My dear family friend, Susan, is here today. She has a great article for you on gardens and finding inspiration everywhere in your life! You are going to love it!
How Does Your Garden Grow?
Creativity comes in many forms and some of the same skills one taps into when designing quilts and sewing projects can be applied to a garden as well. Colors, shapes, patterns, and even a little randomness all come into play.
In sixteenth century England, formal pleasure gardens were just coming into their own, thanks in part to the in-migration of professional gardeners from Italy and France and to social and cultural changes that brought more social order and security and meant that owners of the “big houses” (kings, earls, dukes, and the like) had more time and money to invest in pleasurable pursuits. Gardens thus became status indicators and were often very large and quite complex.
These gardens might include small orchards and all manner of shrubs, flowering plants, and herbs. They often featured walls or hedges enclosing smaller areas or sub-gardens, and gardeners employed walkways, arbors, benches, and even small hills known as “mounts.” Heraldry features and beast sculptures might be used to emphasize some element of family history or status, and sundials, fountains, fishponds, mazes, and topiary all eventually came into use.
The most notable feature of sixteenth-century gardens were knot gardens. These were usually a square composed of four “knots” —plants in an arrangement that resembled a knot—often surrounded by a railing or some other feature to set them off. Knot gardens are still found today, such as this one at St Fagans museum of country life in Wales:
Often gardens were laid out under windows or balconies to provide a vantage point from which to truly appreciate the design of the garden and its features.

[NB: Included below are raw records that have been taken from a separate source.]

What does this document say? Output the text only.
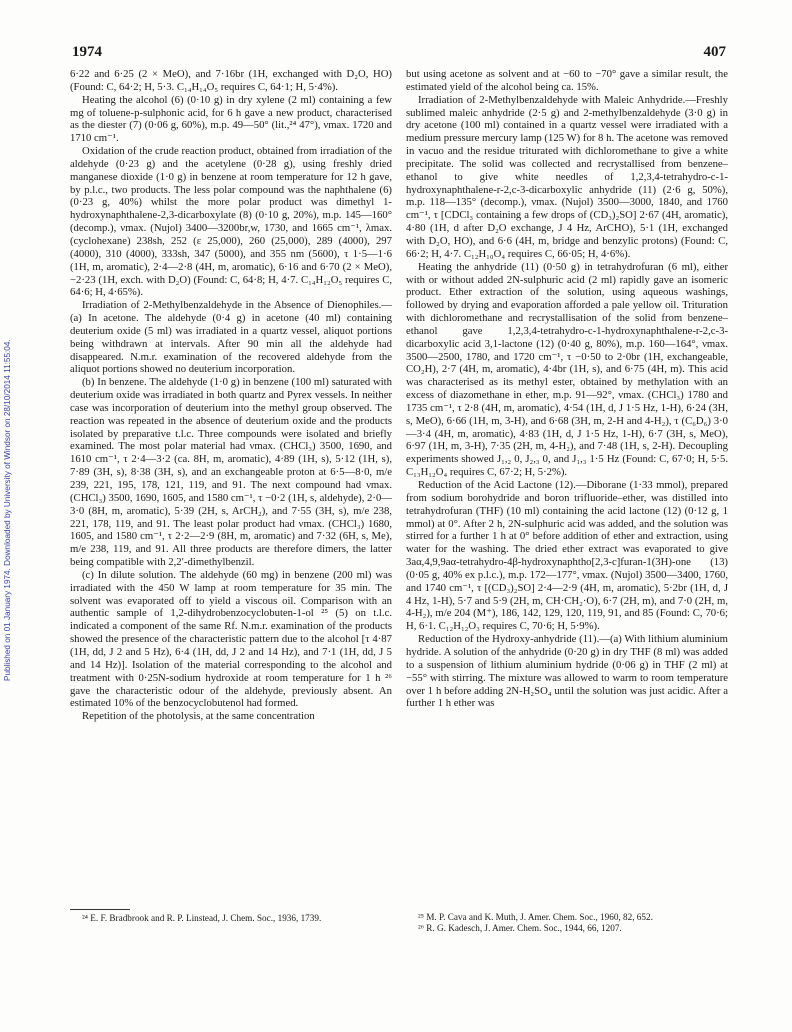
1974	407
Published on 01 January 1974. Downloaded by University of Windsor on 28/10/2014 11:55:04.

6·22 and 6·25 (2 × MeO), and 7·16br (1H, exchanged with D₂O, HO) (Found: C, 64·2; H, 5·3. C₁₄H₁₄O₅ requires C, 64·1; H, 5·4%).

Heating the alcohol (6) (0·10 g) in dry xylene (2 ml) containing a few mg of toluene-p-sulphonic acid, for 6 h gave a new product, characterised as the diester (7) (0·06 g, 60%), m.p. 49—50° (lit.,²⁴ 47°), νmax. 1720 and 1710 cm⁻¹.

Oxidation of the crude reaction product, obtained from irradiation of the aldehyde (0·23 g) and the acetylene (0·28 g), using freshly dried manganese dioxide (1·0 g) in benzene at room temperature for 12 h gave, by p.l.c., two products. The less polar compound was the naphthalene (6) (0·23 g, 40%) whilst the more polar product was dimethyl 1-hydroxynaphthalene-2,3-dicarboxylate (8) (0·10 g, 20%), m.p. 145—160° (decomp.), νmax. (Nujol) 3400—3200br,w, 1730, and 1665 cm⁻¹, λmax. (cyclohexane) 238sh, 252 (ε 25,000), 260 (25,000), 289 (4000), 297 (4000), 310 (4000), 333sh, 347 (5000), and 355 nm (5600), τ 1·5—1·6 (1H, m, aromatic), 2·4—2·8 (4H, m, aromatic), 6·16 and 6·70 (2 × MeO), −2·23 (1H, exch. with D₂O) (Found: C, 64·8; H, 4·7. C₁₄H₁₂O₅ requires C, 64·6; H, 4·65%).

Irradiation of 2-Methylbenzaldehyde in the Absence of Dienophiles.—(a) In acetone. The aldehyde (0·4 g) in acetone (40 ml) containing deuterium oxide (5 ml) was irradiated in a quartz vessel, aliquot portions being withdrawn at intervals. After 90 min all the aldehyde had disappeared. N.m.r. examination of the recovered aldehyde from the aliquot portions showed no deuterium incorporation.

(b) In benzene. The aldehyde (1·0 g) in benzene (100 ml) saturated with deuterium oxide was irradiated in both quartz and Pyrex vessels. In neither case was incorporation of deuterium into the methyl group observed. The reaction was repeated in the absence of deuterium oxide and the products isolated by preparative t.l.c. Three compounds were isolated and briefly examined. The most polar material had νmax. (CHCl₃) 3500, 1690, and 1610 cm⁻¹, τ 2·4—3·2 (ca. 8H, m, aromatic), 4·89 (1H, s), 5·12 (1H, s), 7·89 (3H, s), 8·38 (3H, s), and an exchangeable proton at 6·5—8·0, m/e 239, 221, 195, 178, 121, 119, and 91. The next compound had νmax. (CHCl₃) 3500, 1690, 1605, and 1580 cm⁻¹, τ −0·2 (1H, s, aldehyde), 2·0—3·0 (8H, m, aromatic), 5·39 (2H, s, ArCH₂), and 7·55 (3H, s), m/e 238, 221, 178, 119, and 91. The least polar product had νmax. (CHCl₃) 1680, 1605, and 1580 cm⁻¹, τ 2·2—2·9 (8H, m, aromatic) and 7·32 (6H, s, Me), m/e 238, 119, and 91. All three products are therefore dimers, the latter being compatible with 2,2′-dimethylbenzil.

(c) In dilute solution. The aldehyde (60 mg) in benzene (200 ml) was irradiated with the 450 W lamp at room temperature for 35 min. The solvent was evaporated off to yield a viscous oil. Comparison with an authentic sample of 1,2-dihydrobenzocyclobuten-1-ol ²⁵ (5) on t.l.c. indicated a component of the same Rf. N.m.r. examination of the products showed the presence of the characteristic pattern due to the alcohol [τ 4·87 (1H, dd, J 2 and 5 Hz), 6·4 (1H, dd, J 2 and 14 Hz), and 7·1 (1H, dd, J 5 and 14 Hz)]. Isolation of the material corresponding to the alcohol and treatment with 0·25N-sodium hydroxide at room temperature for 1 h ²⁶ gave the characteristic odour of the aldehyde, previously absent. An estimated 10% of the benzocyclobutenol had formed.

Repetition of the photolysis, at the same concentration

but using acetone as solvent and at −60 to −70° gave a similar result, the estimated yield of the alcohol being ca. 15%.

Irradiation of 2-Methylbenzaldehyde with Maleic Anhydride.—Freshly sublimed maleic anhydride (2·5 g) and 2-methylbenzaldehyde (3·0 g) in dry acetone (100 ml) contained in a quartz vessel were irradiated with a medium pressure mercury lamp (125 W) for 8 h. The acetone was removed in vacuo and the residue triturated with dichloromethane to give a white precipitate. The solid was collected and recrystallised from benzene–ethanol to give white needles of 1,2,3,4-tetrahydro-c-1-hydroxynaphthalene-r-2,c-3-dicarboxylic anhydride (11) (2·6 g, 50%), m.p. 118—135° (decomp.), νmax. (Nujol) 3500—3000, 1840, and 1760 cm⁻¹, τ [CDCl₃ containing a few drops of (CD₃)₂SO] 2·67 (4H, aromatic), 4·80 (1H, d after D₂O exchange, J 4 Hz, ArCHO), 5·1 (1H, exchanged with D₂O, HO), and 6·6 (4H, m, bridge and benzylic protons) (Found: C, 66·2; H, 4·7. C₁₂H₁₀O₄ requires C, 66·05; H, 4·6%).

Heating the anhydride (11) (0·50 g) in tetrahydrofuran (6 ml), either with or without added 2N-sulphuric acid (2 ml) rapidly gave an isomeric product. Ether extraction of the solution, using aqueous washings, followed by drying and evaporation afforded a pale yellow oil. Trituration with dichloromethane and recrystallisation of the solid from benzene–ethanol gave 1,2,3,4-tetrahydro-c-1-hydroxynaphthalene-r-2,c-3-dicarboxylic acid 3,1-lactone (12) (0·40 g, 80%), m.p. 160—164°, νmax. 3500—2500, 1780, and 1720 cm⁻¹, τ −0·50 to 2·0br (1H, exchangeable, CO₂H), 2·7 (4H, m, aromatic), 4·4br (1H, s), and 6·75 (4H, m). This acid was characterised as its methyl ester, obtained by methylation with an excess of diazomethane in ether, m.p. 91—92°, νmax. (CHCl₃) 1780 and 1735 cm⁻¹, τ 2·8 (4H, m, aromatic), 4·54 (1H, d, J 1·5 Hz, 1-H), 6·24 (3H, s, MeO), 6·66 (1H, m, 3-H), and 6·68 (3H, m, 2-H and 4-H₂), τ (C₆D₆) 3·0—3·4 (4H, m, aromatic), 4·83 (1H, d, J 1·5 Hz, 1-H), 6·7 (3H, s, MeO), 6·97 (1H, m, 3-H), 7·35 (2H, m, 4-H₂), and 7·48 (1H, s, 2-H). Decoupling experiments showed J₁,₂ 0, J₂,₃ 0, and J₁,₃ 1·5 Hz (Found: C, 67·0; H, 5·5. C₁₃H₁₂O₄ requires C, 67·2; H, 5·2%).

Reduction of the Acid Lactone (12).—Diborane (1·33 mmol), prepared from sodium borohydride and boron trifluoride–ether, was distilled into tetrahydrofuran (THF) (10 ml) containing the acid lactone (12) (0·12 g, 1 mmol) at 0°. After 2 h, 2N-sulphuric acid was added, and the solution was stirred for a further 1 h at 0° before addition of ether and extraction, using water for the washing. The dried ether extract was evaporated to give 3aα,4,9,9aα-tetrahydro-4β-hydroxynaphtho[2,3-c]furan-1(3H)-one (13) (0·05 g, 40% ex p.l.c.), m.p. 172—177°, νmax. (Nujol) 3500—3400, 1760, and 1740 cm⁻¹, τ [(CD₃)₂SO] 2·4—2·9 (4H, m, aromatic), 5·2br (1H, d, J 4 Hz, 1-H), 5·7 and 5·9 (2H, m, CH·CH₂·O), 6·7 (2H, m), and 7·0 (2H, m, 4-H₂), m/e 204 (M⁺), 186, 142, 129, 120, 119, 91, and 85 (Found: C, 70·6; H, 6·1. C₁₂H₁₂O₃ requires C, 70·6; H, 5·9%).

Reduction of the Hydroxy-anhydride (11).—(a) With lithium aluminium hydride. A solution of the anhydride (0·20 g) in dry THF (8 ml) was added to a suspension of lithium aluminium hydride (0·06 g) in THF (2 ml) at −55° with stirring. The mixture was allowed to warm to room temperature over 1 h before adding 2N-H₂SO₄ until the solution was just acidic. After a further 1 h ether was

²⁴ E. F. Bradbrook and R. P. Linstead, J. Chem. Soc., 1936, 1739.	²⁵ M. P. Cava and K. Muth, J. Amer. Chem. Soc., 1960, 82, 652.

²⁶ R. G. Kadesch, J. Amer. Chem. Soc., 1944, 66, 1207.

The value of this was brought home to me late last summer when I was up on a ladder holding something for my husband and happened to have my camera with me.
I could see how colors and shapes worked together:
And I could appreciate how I, like the Renaissance gardener, had incorporated places to stroll and places to sit and enjoy:
In 1577 a practical guide for gardeners appeared called The Gardener’s Labyrinth. Authored by one Thomas Hill, it remained in use for many decades, even in the “colonies.” Among it’s many illustrations is this one:
And another one features the gardener working in his raised beds, so mine are simply part of a tradition hundreds of years old:
Medieval gardens had generally been smaller of scale and used for growing plants and herbs for food and medicinal purposes. Those kinds of gardens certainly continued, as members of the lesser social classes would still have needed the garden’s bounty and would not have had time, money, or need for a formal pleasure garden. However, large or small, formal or not, I suspect that there have always been those who enjoyed the challenge and the beauty of growing things for their own sake. And, I’d like to think that rather than lions sculptured from shrubbery, one might simply have “guarden-cats”—living or not!
Thank you Susan! I find inspiration for my quilts all the time in gardens. There are color combinations in gardens that I never would have thought of, but when I see them in nature I get suddenly inspired. PS. I love your “guarden cat”!